During the year 2000 I owned a large allotment South of Bloemfontein. My main concern being vegetables and sheep. Having the work done was quite a problem and later in Kimberley I was introduced to Sarel who had been retrenched by the railways, had bought a V8 Ford, paying with his retrenchment package and hence unable to feed his expanded family. His wife had divorced him and he became a hobo, eating off the streets and begging for a few rands. I signed him up as a temporary worker and Sarel was in the seventh heaven.
He was well paid and received 4 meals a day and a copious supply of coke. Sarel was addicted to coke and became rather truculent when it was not available. His forte was the construction and installation of several gates interlinking the 3 plots. Then we noticed something out of the normal. When the required numbers of gates were installed he would simply pull down the fence at a different point and install several gates again. Sarel was also addicted to tobacco and smoked about 30-40 cigarettes a day.

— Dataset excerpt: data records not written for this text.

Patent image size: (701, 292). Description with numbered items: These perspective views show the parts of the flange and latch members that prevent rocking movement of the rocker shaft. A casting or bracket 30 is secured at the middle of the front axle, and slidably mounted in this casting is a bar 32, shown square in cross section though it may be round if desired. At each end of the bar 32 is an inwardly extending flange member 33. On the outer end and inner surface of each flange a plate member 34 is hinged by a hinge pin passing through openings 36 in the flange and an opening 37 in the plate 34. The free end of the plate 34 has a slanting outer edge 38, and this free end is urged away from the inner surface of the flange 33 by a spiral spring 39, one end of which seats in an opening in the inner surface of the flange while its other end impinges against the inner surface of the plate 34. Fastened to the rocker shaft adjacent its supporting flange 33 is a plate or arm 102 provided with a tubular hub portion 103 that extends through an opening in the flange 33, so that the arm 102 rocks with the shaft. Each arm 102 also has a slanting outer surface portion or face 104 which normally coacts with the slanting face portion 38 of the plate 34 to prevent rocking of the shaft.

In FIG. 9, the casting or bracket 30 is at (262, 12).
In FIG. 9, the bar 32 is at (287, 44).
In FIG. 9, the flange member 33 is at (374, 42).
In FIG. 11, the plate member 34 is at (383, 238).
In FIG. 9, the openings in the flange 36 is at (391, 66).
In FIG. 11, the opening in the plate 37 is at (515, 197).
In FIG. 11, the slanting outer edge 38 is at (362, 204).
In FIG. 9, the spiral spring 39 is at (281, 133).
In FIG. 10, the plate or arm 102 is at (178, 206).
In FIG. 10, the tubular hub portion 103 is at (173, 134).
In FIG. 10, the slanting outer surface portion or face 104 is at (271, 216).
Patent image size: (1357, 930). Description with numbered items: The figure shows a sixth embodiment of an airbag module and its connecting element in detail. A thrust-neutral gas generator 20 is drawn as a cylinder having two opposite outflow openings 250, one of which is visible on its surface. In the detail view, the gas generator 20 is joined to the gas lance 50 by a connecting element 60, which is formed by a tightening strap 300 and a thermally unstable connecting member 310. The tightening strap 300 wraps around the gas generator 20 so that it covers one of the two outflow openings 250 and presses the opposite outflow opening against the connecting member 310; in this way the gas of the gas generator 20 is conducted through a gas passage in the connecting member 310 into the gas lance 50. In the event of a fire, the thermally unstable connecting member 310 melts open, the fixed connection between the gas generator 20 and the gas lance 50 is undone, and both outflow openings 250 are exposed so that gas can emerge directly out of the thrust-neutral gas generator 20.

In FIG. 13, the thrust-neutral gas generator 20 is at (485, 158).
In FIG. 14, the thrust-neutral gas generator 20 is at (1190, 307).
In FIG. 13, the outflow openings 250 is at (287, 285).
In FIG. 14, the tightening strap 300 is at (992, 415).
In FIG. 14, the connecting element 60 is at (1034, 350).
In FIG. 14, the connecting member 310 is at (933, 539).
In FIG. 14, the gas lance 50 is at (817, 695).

He often complained about his health yet looked like he could fight a lion, He took several rest breaks during the day. My wife and I had planned to visit a family member in Kimberley and I suggested we take Sarel with us so that he could have a medical check-up. He was found to have heart problems and was kept in the hospital for some time. Friends organised a disability grant for Sarel and he stayed with friends when he came out of the hospital.
Some months later I sold the plots and purchased a house in Kimberley. I paid a visit to the people who took Sarel in after his hospital stay and was told he died a few months later.